I think there is something missing from the whole debate about our progress or lack of it in Afghanistan and Iraq. The possibility that our problem is the inability of these societies to solve their collective action problems.
A tacit assumption that lies behind a lot of the thinking about the war is an assumption along the lines that if a society fails to form an effective national army and police force it is because they don't want to. There is another possibility. they may be entirely on our side and may overwhelmingly want to form and effective national army and police force but may just be incapable of it for reasons that have nothing to do with their preferences or level of commitment.
The beautiful thing about a collective action problem is that you can have everyone wants to do one thing individually but as a group behave in a precisely opposite fashion. To the extent that the failures of the Iraqis and, to a lesser extent, the Afghans, to stand up effective national police forces and armies are due to collective action problems rather than a lack of commitment to the cause of liberal democracy at an individual level then calls to impose benchmarks or to "leave them to kill each other" are misplaced to say the least.
There is this odd similarity between the 19th Century Imperialists and contemporary liberals in the way they evaluate the attempts of Iraqis and Afghans to form national institutions. The fact that the democratically elected governments of these countries to form effective fighting forces is seen as proof of their unfitness to govern. In the case of the British Imperialists the conclusion was that they should be ruled by the British. In the case of contemporary liberals it is that we should abandon them to the terrorists.
1 comment:
i think you got the first part right - yes, there are countries out there where the collective action problem cannot be resolved. however, I don't see how what you offer is better than what the liberals offer.

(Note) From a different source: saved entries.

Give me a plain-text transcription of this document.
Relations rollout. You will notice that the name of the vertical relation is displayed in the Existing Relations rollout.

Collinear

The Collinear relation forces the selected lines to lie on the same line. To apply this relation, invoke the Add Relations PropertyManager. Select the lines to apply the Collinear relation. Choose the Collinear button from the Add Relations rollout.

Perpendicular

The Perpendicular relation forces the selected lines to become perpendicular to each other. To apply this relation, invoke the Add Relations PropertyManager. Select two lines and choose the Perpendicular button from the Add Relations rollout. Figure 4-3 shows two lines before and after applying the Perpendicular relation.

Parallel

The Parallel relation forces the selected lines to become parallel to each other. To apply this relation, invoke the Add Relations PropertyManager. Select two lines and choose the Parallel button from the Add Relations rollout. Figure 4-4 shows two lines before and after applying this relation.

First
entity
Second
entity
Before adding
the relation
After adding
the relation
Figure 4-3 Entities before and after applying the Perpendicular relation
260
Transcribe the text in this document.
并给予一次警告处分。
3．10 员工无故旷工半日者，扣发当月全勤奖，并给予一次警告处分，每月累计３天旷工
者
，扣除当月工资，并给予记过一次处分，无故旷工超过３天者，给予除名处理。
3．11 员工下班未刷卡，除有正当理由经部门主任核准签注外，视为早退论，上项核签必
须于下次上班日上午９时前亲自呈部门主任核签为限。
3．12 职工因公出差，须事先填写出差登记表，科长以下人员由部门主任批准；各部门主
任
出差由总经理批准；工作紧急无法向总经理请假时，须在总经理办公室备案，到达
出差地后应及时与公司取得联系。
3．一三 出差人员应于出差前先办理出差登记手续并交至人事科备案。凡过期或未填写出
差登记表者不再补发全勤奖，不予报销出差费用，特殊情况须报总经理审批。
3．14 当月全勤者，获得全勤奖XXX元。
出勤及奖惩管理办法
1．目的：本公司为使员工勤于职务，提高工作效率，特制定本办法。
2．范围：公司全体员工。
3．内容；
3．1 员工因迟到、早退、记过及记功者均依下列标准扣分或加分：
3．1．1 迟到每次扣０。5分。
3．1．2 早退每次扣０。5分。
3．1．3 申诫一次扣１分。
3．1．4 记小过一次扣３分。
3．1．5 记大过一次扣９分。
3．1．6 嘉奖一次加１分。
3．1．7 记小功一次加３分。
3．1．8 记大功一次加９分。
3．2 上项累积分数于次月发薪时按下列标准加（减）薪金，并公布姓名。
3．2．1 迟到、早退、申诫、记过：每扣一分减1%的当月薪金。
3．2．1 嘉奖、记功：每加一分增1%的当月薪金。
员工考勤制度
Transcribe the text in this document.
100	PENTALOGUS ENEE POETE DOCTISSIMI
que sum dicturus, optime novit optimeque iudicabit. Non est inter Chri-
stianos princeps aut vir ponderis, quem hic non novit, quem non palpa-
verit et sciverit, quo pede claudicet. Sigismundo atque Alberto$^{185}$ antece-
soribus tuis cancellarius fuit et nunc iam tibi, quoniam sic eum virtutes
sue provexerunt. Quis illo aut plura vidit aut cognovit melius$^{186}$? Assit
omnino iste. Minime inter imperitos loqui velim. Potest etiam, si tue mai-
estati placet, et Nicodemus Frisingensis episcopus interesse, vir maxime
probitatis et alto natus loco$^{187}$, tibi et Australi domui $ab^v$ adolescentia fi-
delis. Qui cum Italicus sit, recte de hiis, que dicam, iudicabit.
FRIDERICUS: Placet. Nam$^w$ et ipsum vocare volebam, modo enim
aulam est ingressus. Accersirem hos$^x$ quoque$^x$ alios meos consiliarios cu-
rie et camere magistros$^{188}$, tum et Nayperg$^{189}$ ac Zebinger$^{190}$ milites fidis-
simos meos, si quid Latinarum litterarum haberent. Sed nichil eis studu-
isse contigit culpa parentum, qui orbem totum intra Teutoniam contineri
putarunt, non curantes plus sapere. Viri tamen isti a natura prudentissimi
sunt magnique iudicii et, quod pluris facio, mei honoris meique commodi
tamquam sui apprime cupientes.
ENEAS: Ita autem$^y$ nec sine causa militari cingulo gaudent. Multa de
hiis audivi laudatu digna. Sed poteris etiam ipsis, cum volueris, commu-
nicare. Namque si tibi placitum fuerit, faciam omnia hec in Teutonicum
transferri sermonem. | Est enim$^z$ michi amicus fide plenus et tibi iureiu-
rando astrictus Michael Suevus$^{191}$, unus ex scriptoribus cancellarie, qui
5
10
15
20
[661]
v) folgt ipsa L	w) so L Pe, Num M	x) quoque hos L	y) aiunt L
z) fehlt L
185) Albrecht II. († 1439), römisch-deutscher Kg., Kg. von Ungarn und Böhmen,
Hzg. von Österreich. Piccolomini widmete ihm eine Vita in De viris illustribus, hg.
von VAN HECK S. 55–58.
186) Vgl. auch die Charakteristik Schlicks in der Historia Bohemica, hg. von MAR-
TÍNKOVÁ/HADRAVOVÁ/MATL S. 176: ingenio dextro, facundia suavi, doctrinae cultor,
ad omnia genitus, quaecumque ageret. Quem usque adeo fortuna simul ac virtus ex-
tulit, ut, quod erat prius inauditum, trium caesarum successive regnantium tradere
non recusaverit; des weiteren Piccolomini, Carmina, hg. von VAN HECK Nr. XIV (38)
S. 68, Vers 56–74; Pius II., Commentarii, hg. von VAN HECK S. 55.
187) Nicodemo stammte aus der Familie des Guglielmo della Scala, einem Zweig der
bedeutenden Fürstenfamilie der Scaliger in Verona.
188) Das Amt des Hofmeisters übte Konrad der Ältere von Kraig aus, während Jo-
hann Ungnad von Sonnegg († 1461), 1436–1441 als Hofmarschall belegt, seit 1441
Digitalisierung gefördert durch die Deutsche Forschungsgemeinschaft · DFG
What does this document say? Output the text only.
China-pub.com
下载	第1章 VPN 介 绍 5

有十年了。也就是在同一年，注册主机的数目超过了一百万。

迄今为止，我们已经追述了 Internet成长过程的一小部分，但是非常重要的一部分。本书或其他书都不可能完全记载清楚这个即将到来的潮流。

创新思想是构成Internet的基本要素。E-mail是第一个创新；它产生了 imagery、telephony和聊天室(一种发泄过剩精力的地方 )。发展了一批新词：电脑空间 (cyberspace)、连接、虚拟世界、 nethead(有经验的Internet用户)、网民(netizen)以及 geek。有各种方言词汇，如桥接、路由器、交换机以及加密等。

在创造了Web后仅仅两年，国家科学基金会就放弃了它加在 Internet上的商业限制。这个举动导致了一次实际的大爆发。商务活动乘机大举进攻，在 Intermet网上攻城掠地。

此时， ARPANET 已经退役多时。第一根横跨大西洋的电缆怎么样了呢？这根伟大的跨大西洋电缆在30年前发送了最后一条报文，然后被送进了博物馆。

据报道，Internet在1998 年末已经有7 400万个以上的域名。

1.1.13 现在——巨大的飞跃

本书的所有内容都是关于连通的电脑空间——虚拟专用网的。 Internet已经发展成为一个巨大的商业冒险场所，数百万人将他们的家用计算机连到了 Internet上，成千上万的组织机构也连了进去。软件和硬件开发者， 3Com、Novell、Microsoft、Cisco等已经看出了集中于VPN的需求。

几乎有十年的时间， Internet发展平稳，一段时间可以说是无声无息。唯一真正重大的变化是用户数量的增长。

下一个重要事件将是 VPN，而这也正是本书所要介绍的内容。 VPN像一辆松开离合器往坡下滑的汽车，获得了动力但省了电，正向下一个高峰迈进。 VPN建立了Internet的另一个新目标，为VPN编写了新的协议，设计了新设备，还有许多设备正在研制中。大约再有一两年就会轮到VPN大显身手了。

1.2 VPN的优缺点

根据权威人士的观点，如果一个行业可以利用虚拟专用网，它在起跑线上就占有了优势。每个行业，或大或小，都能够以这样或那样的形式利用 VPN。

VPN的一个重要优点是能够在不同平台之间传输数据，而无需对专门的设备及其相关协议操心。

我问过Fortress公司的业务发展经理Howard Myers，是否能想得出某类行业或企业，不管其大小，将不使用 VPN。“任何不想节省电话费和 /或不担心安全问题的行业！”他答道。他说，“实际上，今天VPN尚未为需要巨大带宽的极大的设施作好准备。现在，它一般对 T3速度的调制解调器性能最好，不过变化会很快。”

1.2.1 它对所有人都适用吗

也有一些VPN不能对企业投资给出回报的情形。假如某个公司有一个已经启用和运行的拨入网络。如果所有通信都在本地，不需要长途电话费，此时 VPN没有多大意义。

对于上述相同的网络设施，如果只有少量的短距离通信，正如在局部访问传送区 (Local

to pick up on your last line:
.. and in the case of guys like you these countries should be ruled by USA? how is that different from the British position that you seem to dislike. and please stop saying "democratically elected" governments in those countries - if you've lived in one of those countries you know how easy is to buy votes there or threaten people to vote for whoever is the local strong guy. democracy is absolutely hopeless in such situations until the country resolves those very same collective action problems you talk about.